“アグー”が行きつく先は…。NPBは西武から無期限の公式戦出場停止処分を科せられている山川穂高内野手(31)の国内FA権について、取得できる見込みであると11日に発表した。先行き不透明ではあるものの権利行使すれば、今オフに他球団と移籍交渉を行うことも可能となった。そうしたなか“恩師”でもある野球評論家・伊原春樹氏が訴えたのは――。

 自身の女性問題をきっかけに、球団からペナルティーを科せられた山川に一つの転機が訪れた。山川のFA権取得を巡っては登録日数が17日不足していた上に、無期限の出場停止処分となったことで権利の保有は絶望的とみられていた。
 
 しかし、NPBがこの日「故障者特例措置」を適用する方針を決定した。山川は先発出場する予定だった4月9日のソフトバンク戦(鹿児島)で、ふくらはぎの張りを訴えて打席に立つことなく交代。翌10日に一軍登録を抹消され、同27日の二軍戦で実戦復帰していた。その故障に起因する抹消期間の日数が加算され、FA権取得の条件を満たす見通しとなった。

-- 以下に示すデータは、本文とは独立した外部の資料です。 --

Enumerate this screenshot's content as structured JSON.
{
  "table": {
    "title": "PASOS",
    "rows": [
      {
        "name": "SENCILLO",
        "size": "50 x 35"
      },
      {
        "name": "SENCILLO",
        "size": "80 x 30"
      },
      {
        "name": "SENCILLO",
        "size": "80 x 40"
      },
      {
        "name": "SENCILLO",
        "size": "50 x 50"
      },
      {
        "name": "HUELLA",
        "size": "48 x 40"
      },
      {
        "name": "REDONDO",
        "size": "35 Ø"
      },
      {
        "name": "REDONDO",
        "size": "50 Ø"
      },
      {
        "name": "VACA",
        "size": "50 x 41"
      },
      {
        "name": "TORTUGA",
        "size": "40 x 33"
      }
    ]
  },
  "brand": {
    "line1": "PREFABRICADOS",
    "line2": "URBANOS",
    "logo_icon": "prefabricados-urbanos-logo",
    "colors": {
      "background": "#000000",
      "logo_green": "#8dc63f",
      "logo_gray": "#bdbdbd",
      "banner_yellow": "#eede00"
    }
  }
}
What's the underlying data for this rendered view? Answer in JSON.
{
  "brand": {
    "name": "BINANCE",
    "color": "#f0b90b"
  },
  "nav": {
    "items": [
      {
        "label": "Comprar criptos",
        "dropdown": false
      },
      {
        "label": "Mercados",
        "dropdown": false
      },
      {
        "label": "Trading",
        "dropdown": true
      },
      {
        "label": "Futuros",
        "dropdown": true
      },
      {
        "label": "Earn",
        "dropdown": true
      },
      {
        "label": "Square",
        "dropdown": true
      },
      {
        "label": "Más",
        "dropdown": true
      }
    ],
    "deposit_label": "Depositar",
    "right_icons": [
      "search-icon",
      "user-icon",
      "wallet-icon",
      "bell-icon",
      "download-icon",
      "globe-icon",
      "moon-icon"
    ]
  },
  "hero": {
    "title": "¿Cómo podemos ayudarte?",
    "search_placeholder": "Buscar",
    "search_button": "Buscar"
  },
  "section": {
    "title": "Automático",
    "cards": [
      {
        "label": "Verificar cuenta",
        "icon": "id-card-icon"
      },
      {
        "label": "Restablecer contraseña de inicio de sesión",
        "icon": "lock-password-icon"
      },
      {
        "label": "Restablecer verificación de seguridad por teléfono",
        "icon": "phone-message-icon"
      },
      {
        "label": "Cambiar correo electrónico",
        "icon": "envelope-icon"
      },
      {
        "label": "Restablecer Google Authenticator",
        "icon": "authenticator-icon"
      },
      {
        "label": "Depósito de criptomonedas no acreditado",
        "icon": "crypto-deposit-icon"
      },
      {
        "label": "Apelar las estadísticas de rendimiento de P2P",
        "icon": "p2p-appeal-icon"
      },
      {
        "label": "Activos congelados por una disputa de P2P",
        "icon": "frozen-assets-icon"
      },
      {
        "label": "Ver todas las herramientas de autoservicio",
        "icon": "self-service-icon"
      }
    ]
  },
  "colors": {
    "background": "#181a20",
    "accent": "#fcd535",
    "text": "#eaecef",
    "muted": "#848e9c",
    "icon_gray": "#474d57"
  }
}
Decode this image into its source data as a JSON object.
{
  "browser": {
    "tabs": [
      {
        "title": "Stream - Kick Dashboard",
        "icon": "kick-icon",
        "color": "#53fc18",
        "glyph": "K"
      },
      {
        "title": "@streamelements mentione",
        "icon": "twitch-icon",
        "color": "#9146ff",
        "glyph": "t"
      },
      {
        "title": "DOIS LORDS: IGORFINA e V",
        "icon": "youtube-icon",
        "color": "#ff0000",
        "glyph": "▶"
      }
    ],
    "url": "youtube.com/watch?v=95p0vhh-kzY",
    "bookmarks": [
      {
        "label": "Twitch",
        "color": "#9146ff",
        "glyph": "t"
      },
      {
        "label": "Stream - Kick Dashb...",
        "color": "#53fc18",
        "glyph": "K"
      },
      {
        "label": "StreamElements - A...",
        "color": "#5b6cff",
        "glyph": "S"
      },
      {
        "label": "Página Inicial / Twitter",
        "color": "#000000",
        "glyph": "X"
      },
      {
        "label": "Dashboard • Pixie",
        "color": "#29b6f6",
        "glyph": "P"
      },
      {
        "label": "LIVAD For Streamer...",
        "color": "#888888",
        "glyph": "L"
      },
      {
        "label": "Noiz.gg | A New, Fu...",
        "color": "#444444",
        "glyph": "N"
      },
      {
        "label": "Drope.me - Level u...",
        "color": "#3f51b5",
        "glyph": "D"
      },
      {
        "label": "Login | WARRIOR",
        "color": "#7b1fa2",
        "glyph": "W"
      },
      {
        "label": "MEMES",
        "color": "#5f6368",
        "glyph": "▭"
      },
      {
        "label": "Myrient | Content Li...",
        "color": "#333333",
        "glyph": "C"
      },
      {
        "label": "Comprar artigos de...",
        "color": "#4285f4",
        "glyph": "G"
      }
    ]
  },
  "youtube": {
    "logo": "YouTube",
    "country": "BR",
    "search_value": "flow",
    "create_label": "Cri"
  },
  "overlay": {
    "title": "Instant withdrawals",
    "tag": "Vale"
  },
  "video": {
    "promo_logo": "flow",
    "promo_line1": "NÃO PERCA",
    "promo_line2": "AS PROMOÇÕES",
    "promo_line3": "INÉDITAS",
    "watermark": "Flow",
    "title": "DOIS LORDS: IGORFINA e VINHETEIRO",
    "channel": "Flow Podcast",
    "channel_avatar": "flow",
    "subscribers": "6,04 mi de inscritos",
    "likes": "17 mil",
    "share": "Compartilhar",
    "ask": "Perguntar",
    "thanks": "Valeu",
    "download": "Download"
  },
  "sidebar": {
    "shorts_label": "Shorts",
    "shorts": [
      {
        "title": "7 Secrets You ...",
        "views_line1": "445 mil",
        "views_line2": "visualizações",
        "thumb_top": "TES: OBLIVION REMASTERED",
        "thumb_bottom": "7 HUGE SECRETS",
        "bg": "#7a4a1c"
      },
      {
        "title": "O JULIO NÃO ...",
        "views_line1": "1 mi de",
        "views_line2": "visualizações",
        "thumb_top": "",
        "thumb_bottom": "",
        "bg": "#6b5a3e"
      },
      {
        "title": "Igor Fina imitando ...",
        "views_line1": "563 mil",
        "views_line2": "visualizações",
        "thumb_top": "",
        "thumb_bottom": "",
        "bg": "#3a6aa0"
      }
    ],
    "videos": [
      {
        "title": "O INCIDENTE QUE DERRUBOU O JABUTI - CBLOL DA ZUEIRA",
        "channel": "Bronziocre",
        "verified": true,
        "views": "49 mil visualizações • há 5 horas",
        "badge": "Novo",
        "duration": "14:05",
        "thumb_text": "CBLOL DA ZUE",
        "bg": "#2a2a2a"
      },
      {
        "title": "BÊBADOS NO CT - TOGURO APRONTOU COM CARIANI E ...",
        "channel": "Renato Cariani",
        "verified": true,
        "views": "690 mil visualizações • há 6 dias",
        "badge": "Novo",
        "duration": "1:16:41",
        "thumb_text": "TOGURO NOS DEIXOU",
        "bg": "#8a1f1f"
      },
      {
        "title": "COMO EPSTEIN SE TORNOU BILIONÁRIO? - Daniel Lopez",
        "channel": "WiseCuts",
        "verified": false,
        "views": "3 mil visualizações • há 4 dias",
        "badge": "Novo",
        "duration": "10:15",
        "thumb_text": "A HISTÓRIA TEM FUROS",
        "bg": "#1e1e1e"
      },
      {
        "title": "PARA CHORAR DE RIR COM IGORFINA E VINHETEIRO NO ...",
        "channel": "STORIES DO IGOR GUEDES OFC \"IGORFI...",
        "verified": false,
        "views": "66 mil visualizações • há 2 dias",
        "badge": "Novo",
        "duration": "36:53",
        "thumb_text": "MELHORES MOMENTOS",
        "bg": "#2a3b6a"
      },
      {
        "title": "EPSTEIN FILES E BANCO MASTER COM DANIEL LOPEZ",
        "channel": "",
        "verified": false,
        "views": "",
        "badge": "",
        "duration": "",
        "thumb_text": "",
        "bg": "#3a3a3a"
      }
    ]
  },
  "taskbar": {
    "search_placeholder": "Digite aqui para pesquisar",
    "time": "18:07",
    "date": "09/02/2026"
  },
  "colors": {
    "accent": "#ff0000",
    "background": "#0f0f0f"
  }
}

 山川は今後、どんな野球人生を歩むのか。本人が西武に入団した2014年当時、2度目の監督を務めていたのが伊原氏。チームの成績不振により、伊原氏はシーズン途中で辞任することになったが、思い入れの深い選手の一人だ。もちろん、FA権は山川が長年築き上げてきたキャリアで手にした勲章の一つ。宣言すれば、獲得に名乗りを上げる球団が現れるかもしれない。ただ、伊原氏はこう言い切った。

「私はFA権を取ったからといって、出ていかないほうがいいと思っている。迷惑をかけて、すぐにほかのところに出ていけば、人間性まで疑われるぞと。イチから出直せ」

 スキャンダルで世間を騒がせ、主力選手としてチームに大きな穴をあけたことは事実だ。そのチームは借金11でパ5位に低迷する。松井稼頭央監督(47)も就任1年目から苦しいかじ取りを迫られている。

 伊原氏は「普通にやっていたら西武は今ごろ優勝争いをしていますよ。おかわり(中村)が40歳の体にムチを打ちながらポコポコ打っているけど…。稼頭央はハードラックだった」と同情した。

「山川が入団してきた時『おかわりのようなのが来たぞ』ということで『そうかい?』と。それで一軍のキャンプに連れていったら5日目くらいだったかな。肉離れしてね。そのまま放牧したよ」

 去就が注目される山川は“恩師”の言葉をどう聞くのか。